И вдруг пульс подскочил. Шестьдесят два. Шестьдесят восемь. Семьдесят один.
— Вернулся, — выдохнул анестезиолог.
Черненко не изменился в лице. Продолжал работать так, будто вокруг не существовало ничего, кроме операционного поля.
Через двадцать минут гематома была удалена полностью. Он проверил. Потом еще раз. И только тогда сказал:
— Ушиваем.
Операция закончилась в одиннадцать сорок.
В коридоре, пока пациента везли в реанимацию, Степан Аркадьевич снял перчатки и сказал Мирославе:
— Хорошо ассистировали.
Для него это была почти щедрая похвала. Она поняла.
— Прогноз?
— Посмотрим. Первые дни ничего не обещают.
— Память?
Он посмотрел на нее.
— Мы сделали то, что могли. Дальше — наблюдение.
Три дня Мирослава ждала.
Работала, делала обходы, писала истории болезни, принимала пациентов. Утром и вечером приходила в реанимацию, иногда ночью поднималась из дежурки просто проверить. Он лежал бледный, с забинтованной головой, подключенный к мониторам. Казался одновременно знакомым и чужим.
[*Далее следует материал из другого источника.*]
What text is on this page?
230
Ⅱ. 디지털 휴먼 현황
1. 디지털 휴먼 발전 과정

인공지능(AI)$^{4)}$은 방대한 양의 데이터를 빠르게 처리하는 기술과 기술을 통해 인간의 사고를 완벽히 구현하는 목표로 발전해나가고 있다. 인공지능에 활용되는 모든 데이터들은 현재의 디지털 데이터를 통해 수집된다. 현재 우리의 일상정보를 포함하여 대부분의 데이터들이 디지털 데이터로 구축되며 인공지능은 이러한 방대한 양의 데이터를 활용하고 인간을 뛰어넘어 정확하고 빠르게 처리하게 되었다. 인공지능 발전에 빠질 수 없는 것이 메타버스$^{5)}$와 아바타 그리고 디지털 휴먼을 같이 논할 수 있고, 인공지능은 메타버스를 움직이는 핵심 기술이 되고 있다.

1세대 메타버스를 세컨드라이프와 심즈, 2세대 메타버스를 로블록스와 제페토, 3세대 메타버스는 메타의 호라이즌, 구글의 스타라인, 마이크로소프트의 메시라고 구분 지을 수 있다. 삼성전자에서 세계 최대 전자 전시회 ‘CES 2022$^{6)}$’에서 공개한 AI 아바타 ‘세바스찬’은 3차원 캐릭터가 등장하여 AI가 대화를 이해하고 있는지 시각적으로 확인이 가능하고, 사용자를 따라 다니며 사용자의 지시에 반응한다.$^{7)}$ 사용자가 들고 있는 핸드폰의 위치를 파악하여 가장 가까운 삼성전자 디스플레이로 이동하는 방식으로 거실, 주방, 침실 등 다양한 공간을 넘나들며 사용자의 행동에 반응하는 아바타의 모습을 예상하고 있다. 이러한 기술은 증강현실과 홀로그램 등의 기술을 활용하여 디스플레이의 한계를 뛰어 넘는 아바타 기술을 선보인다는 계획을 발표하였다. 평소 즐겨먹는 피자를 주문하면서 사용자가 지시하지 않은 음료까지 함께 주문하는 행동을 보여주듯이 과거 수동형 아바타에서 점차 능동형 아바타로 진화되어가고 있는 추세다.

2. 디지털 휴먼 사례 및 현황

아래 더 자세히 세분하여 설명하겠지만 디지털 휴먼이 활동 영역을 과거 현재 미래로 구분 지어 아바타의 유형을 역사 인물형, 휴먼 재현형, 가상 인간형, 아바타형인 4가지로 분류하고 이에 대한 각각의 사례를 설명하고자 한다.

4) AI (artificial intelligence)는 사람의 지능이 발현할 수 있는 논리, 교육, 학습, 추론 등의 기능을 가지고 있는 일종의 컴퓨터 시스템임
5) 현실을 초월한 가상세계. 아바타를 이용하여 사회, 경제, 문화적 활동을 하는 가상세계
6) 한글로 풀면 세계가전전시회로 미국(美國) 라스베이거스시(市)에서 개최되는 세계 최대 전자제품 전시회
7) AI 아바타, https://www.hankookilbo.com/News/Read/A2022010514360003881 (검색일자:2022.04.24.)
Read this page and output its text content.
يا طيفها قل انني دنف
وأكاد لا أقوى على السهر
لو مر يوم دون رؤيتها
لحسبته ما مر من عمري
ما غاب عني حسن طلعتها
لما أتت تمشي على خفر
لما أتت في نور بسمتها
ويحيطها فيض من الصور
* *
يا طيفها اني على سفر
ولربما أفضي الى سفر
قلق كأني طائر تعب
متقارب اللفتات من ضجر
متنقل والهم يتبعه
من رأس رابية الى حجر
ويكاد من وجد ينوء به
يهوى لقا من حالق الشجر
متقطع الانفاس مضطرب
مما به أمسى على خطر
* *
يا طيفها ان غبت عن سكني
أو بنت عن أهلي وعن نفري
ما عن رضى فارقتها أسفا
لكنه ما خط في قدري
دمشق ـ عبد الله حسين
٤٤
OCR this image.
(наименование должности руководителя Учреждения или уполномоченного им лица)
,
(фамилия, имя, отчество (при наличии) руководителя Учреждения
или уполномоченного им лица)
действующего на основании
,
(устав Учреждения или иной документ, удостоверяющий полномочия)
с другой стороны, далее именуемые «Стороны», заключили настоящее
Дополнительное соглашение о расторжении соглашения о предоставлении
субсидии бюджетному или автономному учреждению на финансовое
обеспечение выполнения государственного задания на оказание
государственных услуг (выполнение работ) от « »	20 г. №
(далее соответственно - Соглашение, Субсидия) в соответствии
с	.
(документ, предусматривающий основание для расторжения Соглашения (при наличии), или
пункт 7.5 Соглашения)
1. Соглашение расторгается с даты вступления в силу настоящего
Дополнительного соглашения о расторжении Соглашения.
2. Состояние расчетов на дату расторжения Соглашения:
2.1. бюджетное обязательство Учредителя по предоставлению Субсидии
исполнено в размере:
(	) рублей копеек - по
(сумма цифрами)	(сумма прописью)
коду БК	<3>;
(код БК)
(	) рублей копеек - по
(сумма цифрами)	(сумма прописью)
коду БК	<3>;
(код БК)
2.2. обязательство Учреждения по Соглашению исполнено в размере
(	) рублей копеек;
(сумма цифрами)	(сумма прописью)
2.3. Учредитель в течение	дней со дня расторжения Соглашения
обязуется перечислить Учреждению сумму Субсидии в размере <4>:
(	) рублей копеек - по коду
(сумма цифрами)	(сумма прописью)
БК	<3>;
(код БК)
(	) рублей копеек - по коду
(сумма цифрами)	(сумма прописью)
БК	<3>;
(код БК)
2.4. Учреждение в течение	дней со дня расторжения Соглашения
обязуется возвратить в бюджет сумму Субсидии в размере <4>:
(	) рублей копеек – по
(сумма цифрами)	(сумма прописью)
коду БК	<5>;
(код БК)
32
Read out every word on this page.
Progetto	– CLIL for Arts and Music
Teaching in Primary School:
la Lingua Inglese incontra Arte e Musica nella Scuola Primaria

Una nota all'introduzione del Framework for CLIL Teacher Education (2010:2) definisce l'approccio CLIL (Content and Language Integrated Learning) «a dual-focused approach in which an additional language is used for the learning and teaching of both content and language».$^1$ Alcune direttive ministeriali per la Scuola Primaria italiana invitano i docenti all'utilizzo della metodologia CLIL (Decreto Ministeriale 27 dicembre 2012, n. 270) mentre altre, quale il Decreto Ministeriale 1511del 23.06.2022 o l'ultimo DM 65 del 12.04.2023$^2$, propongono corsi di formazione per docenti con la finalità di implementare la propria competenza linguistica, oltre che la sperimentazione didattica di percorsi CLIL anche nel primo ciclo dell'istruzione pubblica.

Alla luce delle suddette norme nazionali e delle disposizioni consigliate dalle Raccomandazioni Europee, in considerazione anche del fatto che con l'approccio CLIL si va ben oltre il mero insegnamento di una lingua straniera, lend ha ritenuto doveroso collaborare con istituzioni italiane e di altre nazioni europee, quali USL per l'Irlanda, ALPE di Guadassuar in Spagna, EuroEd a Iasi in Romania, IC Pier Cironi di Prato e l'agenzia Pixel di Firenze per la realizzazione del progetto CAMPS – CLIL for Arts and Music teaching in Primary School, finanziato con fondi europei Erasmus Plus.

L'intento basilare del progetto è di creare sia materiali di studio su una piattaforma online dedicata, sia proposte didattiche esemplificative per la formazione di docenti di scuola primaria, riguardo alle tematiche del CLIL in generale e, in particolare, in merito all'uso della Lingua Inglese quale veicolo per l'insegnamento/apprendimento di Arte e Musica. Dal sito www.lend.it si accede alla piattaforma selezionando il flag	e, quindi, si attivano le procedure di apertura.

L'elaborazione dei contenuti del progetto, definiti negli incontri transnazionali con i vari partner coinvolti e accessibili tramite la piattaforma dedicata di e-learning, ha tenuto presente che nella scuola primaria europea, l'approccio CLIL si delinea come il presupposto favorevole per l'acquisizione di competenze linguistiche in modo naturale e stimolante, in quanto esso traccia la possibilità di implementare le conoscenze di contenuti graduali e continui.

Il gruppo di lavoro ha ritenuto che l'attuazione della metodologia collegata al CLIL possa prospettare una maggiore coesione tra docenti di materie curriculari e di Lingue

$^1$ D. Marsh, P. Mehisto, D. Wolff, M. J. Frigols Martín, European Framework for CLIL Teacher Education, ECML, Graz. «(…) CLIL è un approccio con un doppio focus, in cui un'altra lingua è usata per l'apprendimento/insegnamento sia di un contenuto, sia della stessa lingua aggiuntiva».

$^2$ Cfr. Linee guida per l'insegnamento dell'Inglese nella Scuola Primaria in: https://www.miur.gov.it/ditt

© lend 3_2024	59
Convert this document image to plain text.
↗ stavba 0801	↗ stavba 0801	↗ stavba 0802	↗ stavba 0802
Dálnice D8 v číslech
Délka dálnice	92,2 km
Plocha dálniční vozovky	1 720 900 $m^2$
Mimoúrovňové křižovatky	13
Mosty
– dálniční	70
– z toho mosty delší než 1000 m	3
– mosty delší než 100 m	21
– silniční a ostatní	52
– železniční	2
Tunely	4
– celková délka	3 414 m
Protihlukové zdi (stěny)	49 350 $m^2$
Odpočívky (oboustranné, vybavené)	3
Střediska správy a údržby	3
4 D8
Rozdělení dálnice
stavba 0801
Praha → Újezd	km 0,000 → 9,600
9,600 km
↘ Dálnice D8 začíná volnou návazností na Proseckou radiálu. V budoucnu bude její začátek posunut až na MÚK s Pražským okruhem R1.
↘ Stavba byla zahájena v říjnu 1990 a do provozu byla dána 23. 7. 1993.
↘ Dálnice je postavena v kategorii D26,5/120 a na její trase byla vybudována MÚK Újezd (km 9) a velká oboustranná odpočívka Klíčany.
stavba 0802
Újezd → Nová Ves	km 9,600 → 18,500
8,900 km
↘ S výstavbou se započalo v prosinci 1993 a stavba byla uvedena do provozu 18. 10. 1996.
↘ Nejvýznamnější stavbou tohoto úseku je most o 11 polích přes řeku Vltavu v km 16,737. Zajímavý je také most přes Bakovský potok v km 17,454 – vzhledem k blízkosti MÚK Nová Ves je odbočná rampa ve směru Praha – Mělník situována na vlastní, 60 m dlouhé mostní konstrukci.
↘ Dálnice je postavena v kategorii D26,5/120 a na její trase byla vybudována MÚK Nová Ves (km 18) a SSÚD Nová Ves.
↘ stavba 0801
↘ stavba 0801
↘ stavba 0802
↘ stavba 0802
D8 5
На третий день он открыл глаза.
Мирослава была рядом.
Он сначала смотрел в потолок. Потом повернул голову к ней.
— Мирослава, — сказал тихо.
— Я здесь.
Пауза была длинной.
— Я видел девочку, — произнес он. — Маленькую. Она спала у меня на руках.
Мирослава не пошевелилась.
— Я нес ее. Ночью. Позади горело.
Он закрыл глаза, будто картинка причиняла боль.
— Я положил ее у двери. Позвонил. Отошел. Я не хотел уходить. Но ушел.
Мирослава услышала собственный голос — ровный, почти чужой.
— Как ее звали?
Он молчал очень долго.
— Мирослава, — сказал наконец.
Она закрыла глаза на одну секунду. Только на одну. Потом открыла.
— Вы помните свое имя?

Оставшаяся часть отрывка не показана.